Angel Band - With Roots and Wings
The only thing better than listening to the Angel Band's recordings is sitting in an accoustically perfect venue and letting envelope you with their rich vocal harmonies in person. Still, when I first played this CD, I got the same goose bumps that I did the first time I heard them in a little theatre over on the east coast of Florida. Angel band is music for the ears, the heart and the soul. This is a must have CD for anyone who enjoys female vocalists of the highest quality.

Ian Robins

with roots and wings
It took a couple of plays, now I can't stop playing the complete cd over and over, I'm certain to recommend it to every one I meet. Words as well written as these are complimented with such pure singing, which the Angel Band supply, Brilliant!!!

Karen Sherman

This CD is absolutely one of my all time favorites. I purchased it the very first time I saw you Angels in Reading, PA a few years ago. In fact, you even signed it for me. I've also seen you at Chaplin's, the Birchmere and most recently at the Big Noise festival in Wilmington. I have been a Bromberg fan for over 30 years and saw him numerous times. I just placed my order for "Bless My Sole" and will anxiously awaiting its arrival. Your vocals and harmonies are incredible. Thank you for forming Angel Band, and I look forward to seeing you perform soon.

John Aceto

with Roots and Wings
As expected...another wonderful recording. I was anticipating exactly what i got! Awesome music and fantastic vocals!

Carol Brockmon

With Roots and Wings
This album is full of strength, grace and warmth.

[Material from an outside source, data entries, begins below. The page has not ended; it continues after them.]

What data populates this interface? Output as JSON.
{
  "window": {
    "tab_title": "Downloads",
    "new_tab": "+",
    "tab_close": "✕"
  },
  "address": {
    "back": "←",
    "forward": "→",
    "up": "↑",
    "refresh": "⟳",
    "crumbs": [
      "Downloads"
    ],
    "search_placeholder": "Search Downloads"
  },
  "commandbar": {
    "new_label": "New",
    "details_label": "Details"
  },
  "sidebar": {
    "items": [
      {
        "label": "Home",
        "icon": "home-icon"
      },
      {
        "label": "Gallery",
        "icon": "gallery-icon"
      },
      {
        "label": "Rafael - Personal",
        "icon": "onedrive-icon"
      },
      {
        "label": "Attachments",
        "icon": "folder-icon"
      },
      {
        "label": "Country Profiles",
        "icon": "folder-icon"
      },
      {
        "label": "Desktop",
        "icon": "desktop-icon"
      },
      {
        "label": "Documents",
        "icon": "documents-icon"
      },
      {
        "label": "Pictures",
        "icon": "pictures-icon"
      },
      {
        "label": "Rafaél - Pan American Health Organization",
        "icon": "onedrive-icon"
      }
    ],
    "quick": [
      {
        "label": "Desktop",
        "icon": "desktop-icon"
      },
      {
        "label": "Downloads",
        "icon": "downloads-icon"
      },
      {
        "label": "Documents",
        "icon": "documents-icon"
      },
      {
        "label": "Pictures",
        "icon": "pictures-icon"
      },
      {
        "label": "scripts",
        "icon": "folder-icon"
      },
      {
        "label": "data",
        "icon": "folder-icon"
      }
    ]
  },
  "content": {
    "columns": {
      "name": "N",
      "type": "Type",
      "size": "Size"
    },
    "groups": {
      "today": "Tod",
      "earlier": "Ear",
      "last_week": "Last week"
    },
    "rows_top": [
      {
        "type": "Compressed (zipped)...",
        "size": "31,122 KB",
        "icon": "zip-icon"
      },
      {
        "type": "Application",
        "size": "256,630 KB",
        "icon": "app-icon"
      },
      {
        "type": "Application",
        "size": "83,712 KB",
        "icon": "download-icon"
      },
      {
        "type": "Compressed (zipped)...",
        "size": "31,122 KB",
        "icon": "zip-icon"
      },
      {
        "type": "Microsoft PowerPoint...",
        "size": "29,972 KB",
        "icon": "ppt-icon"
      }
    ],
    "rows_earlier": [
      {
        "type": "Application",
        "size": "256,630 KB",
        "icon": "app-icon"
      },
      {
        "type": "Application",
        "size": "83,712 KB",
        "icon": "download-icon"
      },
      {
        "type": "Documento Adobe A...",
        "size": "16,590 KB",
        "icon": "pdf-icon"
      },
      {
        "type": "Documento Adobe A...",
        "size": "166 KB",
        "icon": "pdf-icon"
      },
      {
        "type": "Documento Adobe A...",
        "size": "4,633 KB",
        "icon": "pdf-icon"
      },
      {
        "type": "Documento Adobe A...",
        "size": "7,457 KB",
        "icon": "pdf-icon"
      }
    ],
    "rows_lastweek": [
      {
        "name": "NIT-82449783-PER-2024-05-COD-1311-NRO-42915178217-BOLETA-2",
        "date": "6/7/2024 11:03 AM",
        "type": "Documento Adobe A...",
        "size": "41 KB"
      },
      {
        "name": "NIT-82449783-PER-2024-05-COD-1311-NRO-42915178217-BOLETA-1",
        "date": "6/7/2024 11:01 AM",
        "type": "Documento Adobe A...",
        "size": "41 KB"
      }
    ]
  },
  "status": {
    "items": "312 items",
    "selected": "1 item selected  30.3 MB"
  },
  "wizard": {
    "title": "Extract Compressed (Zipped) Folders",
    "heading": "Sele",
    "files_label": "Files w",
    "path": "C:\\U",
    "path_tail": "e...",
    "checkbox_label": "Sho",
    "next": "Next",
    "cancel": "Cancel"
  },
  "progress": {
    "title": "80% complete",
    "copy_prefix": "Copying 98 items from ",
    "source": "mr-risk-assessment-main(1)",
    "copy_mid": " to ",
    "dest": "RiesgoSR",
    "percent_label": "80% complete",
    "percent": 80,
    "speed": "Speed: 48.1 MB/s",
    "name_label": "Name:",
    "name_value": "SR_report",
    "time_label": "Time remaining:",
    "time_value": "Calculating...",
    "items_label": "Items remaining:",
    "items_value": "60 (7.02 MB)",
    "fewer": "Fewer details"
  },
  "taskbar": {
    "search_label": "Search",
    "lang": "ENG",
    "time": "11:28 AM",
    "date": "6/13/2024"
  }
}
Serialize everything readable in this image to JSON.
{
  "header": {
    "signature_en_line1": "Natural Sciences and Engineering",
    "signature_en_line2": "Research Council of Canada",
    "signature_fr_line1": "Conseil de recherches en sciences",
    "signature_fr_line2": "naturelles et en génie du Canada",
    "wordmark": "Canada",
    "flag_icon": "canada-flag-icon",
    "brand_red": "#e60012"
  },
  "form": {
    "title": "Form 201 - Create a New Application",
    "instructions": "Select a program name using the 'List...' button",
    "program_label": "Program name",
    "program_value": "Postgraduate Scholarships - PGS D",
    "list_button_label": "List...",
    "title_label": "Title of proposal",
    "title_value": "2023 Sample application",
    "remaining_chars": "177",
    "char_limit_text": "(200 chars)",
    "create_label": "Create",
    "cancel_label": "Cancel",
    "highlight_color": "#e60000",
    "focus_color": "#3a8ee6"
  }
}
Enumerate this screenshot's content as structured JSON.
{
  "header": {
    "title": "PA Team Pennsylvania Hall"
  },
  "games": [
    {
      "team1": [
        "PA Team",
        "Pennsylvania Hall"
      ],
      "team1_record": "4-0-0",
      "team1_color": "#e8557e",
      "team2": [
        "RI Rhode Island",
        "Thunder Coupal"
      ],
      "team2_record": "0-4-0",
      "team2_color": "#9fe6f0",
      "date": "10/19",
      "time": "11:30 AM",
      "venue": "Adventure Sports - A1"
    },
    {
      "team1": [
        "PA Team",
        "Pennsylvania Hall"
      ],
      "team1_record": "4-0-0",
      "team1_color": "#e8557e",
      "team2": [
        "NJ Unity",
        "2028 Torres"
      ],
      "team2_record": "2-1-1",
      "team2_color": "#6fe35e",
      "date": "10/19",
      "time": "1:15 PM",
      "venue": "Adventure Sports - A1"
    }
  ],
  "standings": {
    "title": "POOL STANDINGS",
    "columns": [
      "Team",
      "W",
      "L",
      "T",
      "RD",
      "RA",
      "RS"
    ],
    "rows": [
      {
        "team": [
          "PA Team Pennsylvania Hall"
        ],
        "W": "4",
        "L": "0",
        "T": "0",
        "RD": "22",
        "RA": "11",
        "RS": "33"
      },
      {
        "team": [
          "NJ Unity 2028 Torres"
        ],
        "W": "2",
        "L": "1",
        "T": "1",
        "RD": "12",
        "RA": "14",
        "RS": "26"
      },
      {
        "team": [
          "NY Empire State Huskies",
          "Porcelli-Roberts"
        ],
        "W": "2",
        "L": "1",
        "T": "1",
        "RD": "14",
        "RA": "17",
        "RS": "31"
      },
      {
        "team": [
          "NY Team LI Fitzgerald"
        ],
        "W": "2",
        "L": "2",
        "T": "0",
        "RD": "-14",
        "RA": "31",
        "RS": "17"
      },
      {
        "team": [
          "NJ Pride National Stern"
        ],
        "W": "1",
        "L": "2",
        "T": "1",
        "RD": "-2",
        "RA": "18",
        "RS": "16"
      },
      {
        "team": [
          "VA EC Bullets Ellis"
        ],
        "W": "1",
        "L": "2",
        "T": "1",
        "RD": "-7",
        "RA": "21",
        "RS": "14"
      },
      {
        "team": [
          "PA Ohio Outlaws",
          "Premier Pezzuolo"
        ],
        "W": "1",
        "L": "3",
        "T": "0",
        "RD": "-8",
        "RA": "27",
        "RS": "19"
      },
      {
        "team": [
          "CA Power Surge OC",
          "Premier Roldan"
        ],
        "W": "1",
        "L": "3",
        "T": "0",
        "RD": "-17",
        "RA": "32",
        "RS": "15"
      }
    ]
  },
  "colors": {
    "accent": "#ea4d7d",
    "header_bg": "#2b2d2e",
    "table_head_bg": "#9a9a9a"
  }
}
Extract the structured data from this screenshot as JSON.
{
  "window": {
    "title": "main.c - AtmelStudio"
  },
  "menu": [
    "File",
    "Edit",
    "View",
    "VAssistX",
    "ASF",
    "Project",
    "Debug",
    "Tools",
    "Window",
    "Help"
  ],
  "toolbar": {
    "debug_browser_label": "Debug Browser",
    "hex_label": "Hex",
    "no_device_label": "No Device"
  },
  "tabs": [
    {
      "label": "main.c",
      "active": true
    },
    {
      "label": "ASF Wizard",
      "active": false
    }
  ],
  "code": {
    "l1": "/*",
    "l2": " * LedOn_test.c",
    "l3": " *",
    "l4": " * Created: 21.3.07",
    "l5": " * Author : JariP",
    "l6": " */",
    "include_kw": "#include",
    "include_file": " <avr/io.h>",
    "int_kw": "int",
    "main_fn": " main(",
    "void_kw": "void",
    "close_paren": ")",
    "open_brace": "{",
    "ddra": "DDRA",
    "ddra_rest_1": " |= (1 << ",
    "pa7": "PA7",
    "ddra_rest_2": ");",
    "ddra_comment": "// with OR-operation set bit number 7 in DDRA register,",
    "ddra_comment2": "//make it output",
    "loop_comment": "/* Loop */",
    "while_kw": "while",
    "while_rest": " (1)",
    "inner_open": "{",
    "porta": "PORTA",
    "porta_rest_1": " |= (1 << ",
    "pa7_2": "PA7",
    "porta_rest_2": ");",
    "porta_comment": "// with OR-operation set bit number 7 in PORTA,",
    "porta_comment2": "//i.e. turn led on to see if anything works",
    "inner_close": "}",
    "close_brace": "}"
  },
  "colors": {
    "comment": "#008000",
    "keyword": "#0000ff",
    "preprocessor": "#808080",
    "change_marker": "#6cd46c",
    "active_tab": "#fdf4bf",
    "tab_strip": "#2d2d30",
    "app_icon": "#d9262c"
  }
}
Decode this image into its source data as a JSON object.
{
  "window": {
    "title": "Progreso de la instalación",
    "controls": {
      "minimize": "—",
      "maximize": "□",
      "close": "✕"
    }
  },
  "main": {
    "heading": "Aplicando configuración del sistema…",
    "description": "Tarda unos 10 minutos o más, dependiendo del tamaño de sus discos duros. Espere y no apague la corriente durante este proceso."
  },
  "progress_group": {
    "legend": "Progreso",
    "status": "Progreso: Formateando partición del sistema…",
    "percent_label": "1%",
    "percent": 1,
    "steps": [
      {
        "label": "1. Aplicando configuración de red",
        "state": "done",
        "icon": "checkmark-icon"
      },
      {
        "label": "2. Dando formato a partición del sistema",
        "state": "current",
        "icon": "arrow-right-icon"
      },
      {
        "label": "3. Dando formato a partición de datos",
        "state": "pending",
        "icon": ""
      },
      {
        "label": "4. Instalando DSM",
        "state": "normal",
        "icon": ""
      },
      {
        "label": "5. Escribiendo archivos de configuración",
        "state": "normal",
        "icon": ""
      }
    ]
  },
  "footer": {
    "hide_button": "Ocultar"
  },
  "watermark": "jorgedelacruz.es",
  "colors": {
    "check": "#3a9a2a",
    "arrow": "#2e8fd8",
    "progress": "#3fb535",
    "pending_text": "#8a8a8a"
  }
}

It is musically a delight and touches very deep places. May there be many more albums to come!


Angel Band With roots and Wings
I like it very much. Angel band has their voices like ange. Everything rtouched by Daviud Bromberg is like gold and the cover version of Anbgele of the morning ( ols success by Merrilee Rush and by P.P. Arnold) is really fantastic.
Nancy Josephson ( David Bromberg wife) is a very good entertainer, she write good songs and sing very well indeed. What else we need ? Another David Bromberg album with his wife singing too..
Aldo Pedron from


With Roots and Wings
This CD is wonderful! It is the next best thing to hearing the band in person. There are songs for every mood. It's hard to resist clapping along even when driving!
The CD arrived in perfect condition by the date promised.